Je partage la vision lumineuse de Christiane Singer : “L’amour n’est pas un sentiment. C’est la substance même de la création.” À travers les âges, il demeure ce que l’âme humaine aspire à vivre pour incarner son humanité. Chaque civilisation l’a invoqué, célébré et traduit dans des formes et des nuances infinies. Sans amour, rien n’a de sens, or nos sociétés butent aujourd’hui sur la question du sens à donner à la vie lorsque la machine du progrès vrille en nous détournant trop souvent de l’essentiel. Redonner à l’amour toute sa place, est certainement l’un des enjeux de notre siècle, face à la violence économique de systèmes qui ont totalement modifié notre conception de la valeur en augmentant notre désir d’avoir et de consommer, plutôt qu’en aiguisant notre savoir-être. Or sans amour rien n’a de sens, et nos sociétés butent aujourd’hui sur la question du sens à donner à la vie lorsque la machine du progrès vrille en nous détournant trop souvent de l’essentiel. Au Maroc, l’amour se heurte à des normes sociales et législatives inadaptées à l’évolution de notre époque. Il faut que l’amour puisse se vivre sainement entre deux personnes adultes, consentantes, en abrogeant l’article 490 qui criminalise les relations hors mariage alors que les conditions économiques freinent l’engagement de nombreux jeunes. Avoir le courage d’avancer sur la question de la place des hommes et des femmes dans la société comme le met en avant la récente campagne Manchoufouch, car comment parler d’amour dans une société où tant de stéréotypes de genre circulent encore ?

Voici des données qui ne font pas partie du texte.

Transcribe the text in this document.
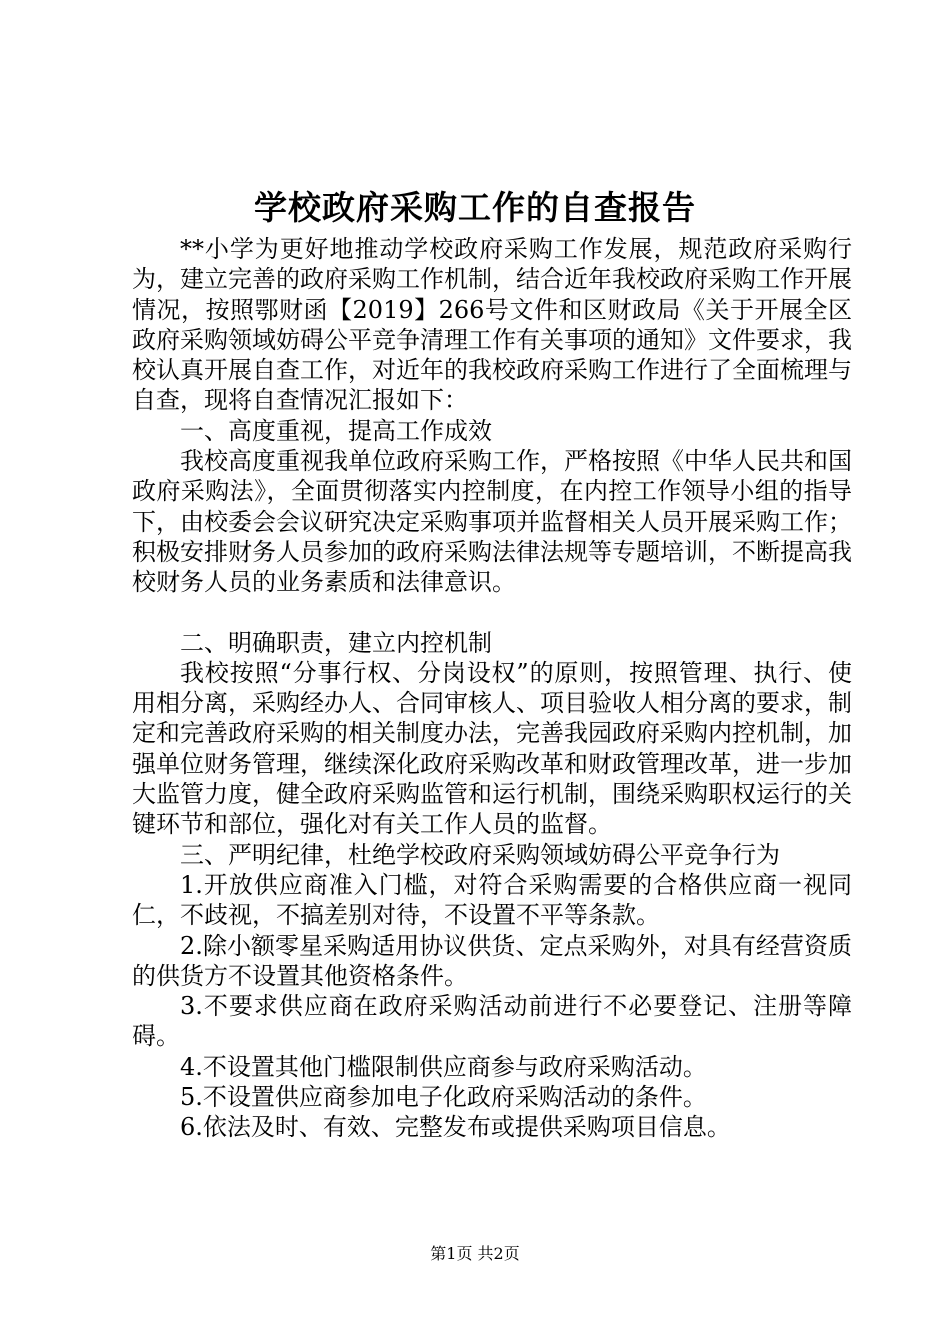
学校政府采购工作的自查报告

**小学为更好地推动学校政府采购工作发展，规范政府采购行为，建立完善的政府采购工作机制，结合近年我校政府采购工作开展情况，按照鄂财函【2019】266号文件和区财政局《关于开展全区政府采购领域妨碍公平竞争清理工作有关事项的通知》文件要求，我校认真开展自查工作，对近年的我校政府采购工作进行了全面梳理与自查，现将自查情况汇报如下：

一、高度重视，提高工作成效

我校高度重视我单位政府采购工作，严格按照《中华人民共和国政府采购法》，全面贯彻落实内控制度，在内控工作领导小组的指导下，由校委会会议研究决定采购事项并监督相关人员开展采购工作；积极安排财务人员参加的政府采购法律法规等专题培训，不断提高我校财务人员的业务素质和法律意识。

二、明确职责，建立内控机制

我校按照“分事行权、分岗设权”的原则，按照管理、执行、使用相分离，采购经办人、合同审核人、项目验收人相分离的要求，制定和完善政府采购的相关制度办法，完善我园政府采购内控机制，加强单位财务管理，继续深化政府采购改革和财政管理改革，进一步加大监管力度，健全政府采购监管和运行机制，围绕采购职权运行的关键环节和部位，强化对有关工作人员的监督。

三、严明纪律，杜绝学校政府采购领域妨碍公平竞争行为

1.开放供应商准入门槛，对符合采购需要的合格供应商一视同仁，不歧视，不搞差别对待，不设置不平等条款。

2.除小额零星采购适用协议供货、定点采购外，对具有经营资质的供货方不设置其他资格条件。

3.不要求供应商在政府采购活动前进行不必要登记、注册等障碍。

4.不设置其他门槛限制供应商参与政府采购活动。

5.不设置供应商参加电子化政府采购活动的条件。

6.依法及时、有效、完整发布或提供采购项目信息。

第1页 共2页
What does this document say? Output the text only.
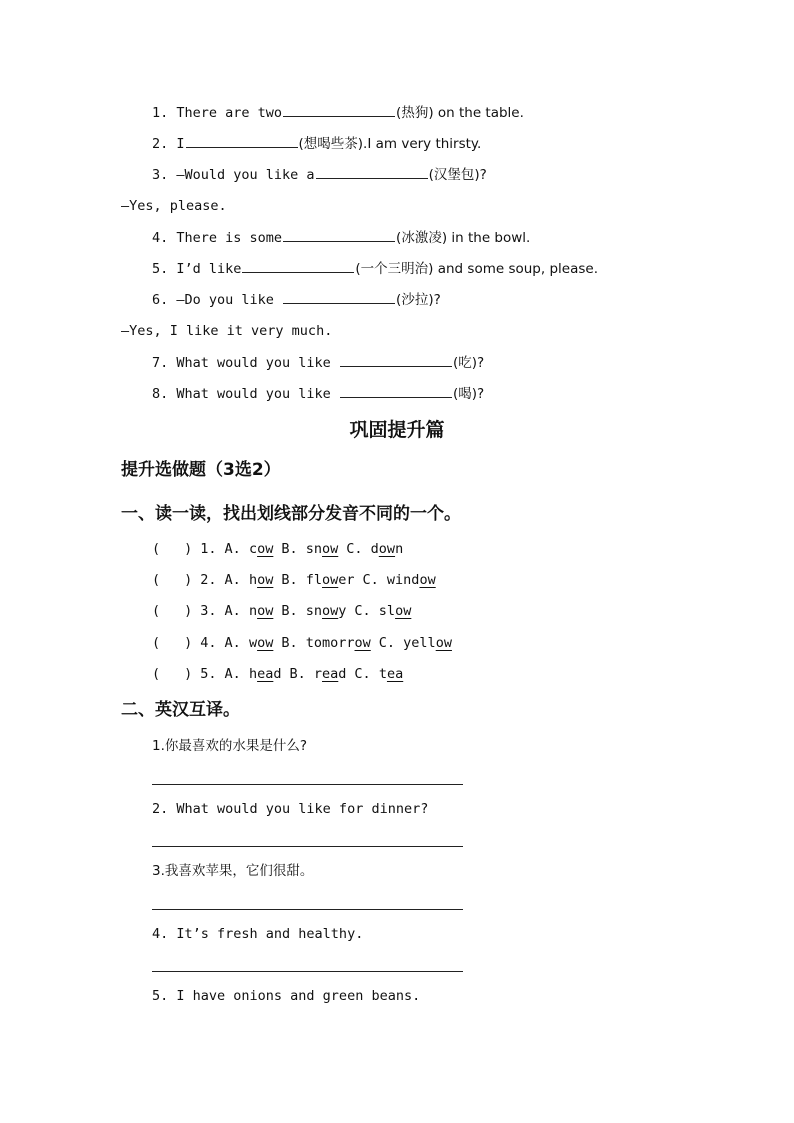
1. There are two	(热狗) on the table.
2. I	(想喝些茶).I am very thirsty.
3. —Would you like a	(汉堡包)?
—Yes, please.
4. There is some	(冰激凌) in the bowl.
5. I’d like	(一个三明治) and some soup, please.
6. —Do you like	(沙拉)?
—Yes, I like it very much.
7. What would you like	(吃)?
8. What would you like	(喝)?
巩固提升篇
提升选做题（3选2）
一、读一读，找出划线部分发音不同的一个。
( ) 1. A. cow B. snow C. down
( ) 2. A. how B. flower C. window
( ) 3. A. now B. snowy C. slow
( ) 4. A. wow B. tomorrow C. yellow
( ) 5. A. head B. read C. tea
二、英汉互译。
1.你最喜欢的水果是什么?
2. What would you like for dinner?
3.我喜欢苹果，它们很甜。
4. It’s fresh and healthy.
5. I have onions and green beans.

Comment le dépeignez-vous dans vos œuvres et comment jugez-vous sa représentation actuelle ?
Ce que je mets en lumière et ce que j’interroge, surtout, c’est la magie du lien, cette part de mystère insondable qui unit les êtres, et qui les relie au monde. J’écris plutôt sur ce qu’il invite à franchir et à traverser comme source de connaissance, de l’autre et de soi. Comment il permet aux personnages d’évoluer et de grandir, de se transformer…
Comment les séries, plateformes et romans façonnent-ils notre vision de l’amour ?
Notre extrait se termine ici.